Uma das coisas mais bonitas da vida é isto: transformar-se. Toda a natureza se transforma, por que temos tanto medo de nos modificar? Não queremos envelhecer, lutamos contra a ação do tempo em nosso corpo e, no entanto, não lutamos contra a ação do tempo em nossos sentimentos. Por mais que a vida bata em nós, ao invés de nos tornarmos maleáveis, flexíveis, sujeitos a mudanças, muitas vezes fazemos o reverso, nos tornamos mais duros, mais mesquinhos, mais casmurros...
     E a transformação é tão bela... Fôssemos mais perspicazes, perceberíamos a natureza... em seu eterno viver-morrer-viver cotidiano, folhas que caem, que brotam, queimadas que destroem e do solo ferido, através das chuvas, a vida brota de novo, como num verdadeiro milagre a olhos vistos.
     Mas percebemos? Não, não percebemos. Temos que lutar contra o tempo, não temos tempo de olhar...
     O que vemos quando nos olhamos no espelho? Quando entramos em nosso ambiente de trabalho? Quando chegamos em casa cansados? O que temos visto?
     A vida quer nos ensinar e ela insiste... a natureza insiste... não somos coisas estáticas a empoeirar sobre uma mesa fria, somos seres vivos, pulsantes, em constantes mudanças, queiramos ou não. Se permitíssemos que o sofrimento nos lapidasse veríamos luz em plena escuridão, sentiríamos felicidades todos os dias apesar dos espinhos entranhados em nossa pele.
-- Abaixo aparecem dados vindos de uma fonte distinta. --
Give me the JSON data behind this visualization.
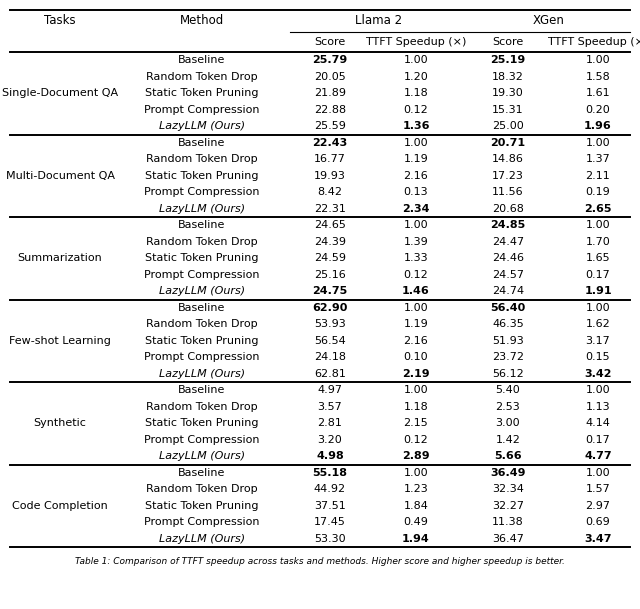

Olhássemos para a natureza... deixássemos ela nos falar em nossos olhos, em nossos ouvidos, em nossos sentidos, em nossa alma natural...
     Ah, subjuntivos incertos que nos convidam a uma certeza única: viver é maravilhoso; é maravilhoso poder sentir, poder cair e levantar, poder deixar a vida reviver todos os dias após as mortes cotidianas que nos ferem. A ação do tempo sobre nós é como sua própria ação sobre a natureza: renovação, nunca envelhecimento; evolução, nunca retrocesso; melhora, nunca destruição.
     Não conseguimos perceber porque estamos atrasados em nossos egoísmos; e as coisas são como elas são... somos o que somos e aceitação não significa estagnação, mas transformar aquilo que tem de ser transformado, deixarmos ser transformados pela natureza...
     A natureza, tanto se fala nela e tão pouco se vive a ela.
     Parece texto de autoajuda – questiono-me - porém, a vivência nos ajuda a perceber tudo isso. A vivência, os erros, a natureza nos mostra verdades, então, se for autoajuda, que seja, que eu possa-me autoajudar, pois o primeiro passo tem de ser meu, então que eu me autoajude, que a natureza me ajude... Essa natureza que vejo com meus próprios olhos a reviver depois das devastadoras queimadas, esses animais que me sussurram palavras mudas aos meus ouvidos, essas mortes que em mim ocorreram e ocorrem e, de repente percebo, somos feitos de vida-morte-vida-morte-vida... ciclos... transformações...
     O mais bonito é perceber que você pode se permitir ou não, que se você muda o foco, a realidade se mostra de outro jeito, que a interpretação é mesmo subjetiva, que o real – o agora – é pleno de tudo e que perdemos mesmo tempo é tentando combatê-lo ao invés de deixar que ele flua como sempre fluiu, como um rio, que brota da cabeceira da eternidade e flui para a própria eternidade. Somos eternos em nossos hojes. Eternamente em transformação. É tão bom ser o mesmo e saber que não somos os mesmos, que somos diferentes de ontem como seremos diferentes amanhã. Não o mesmo do mesmo, mas o mesmo do incomum, como a natureza, sempre a mesma e, no entanto, em constante transformação.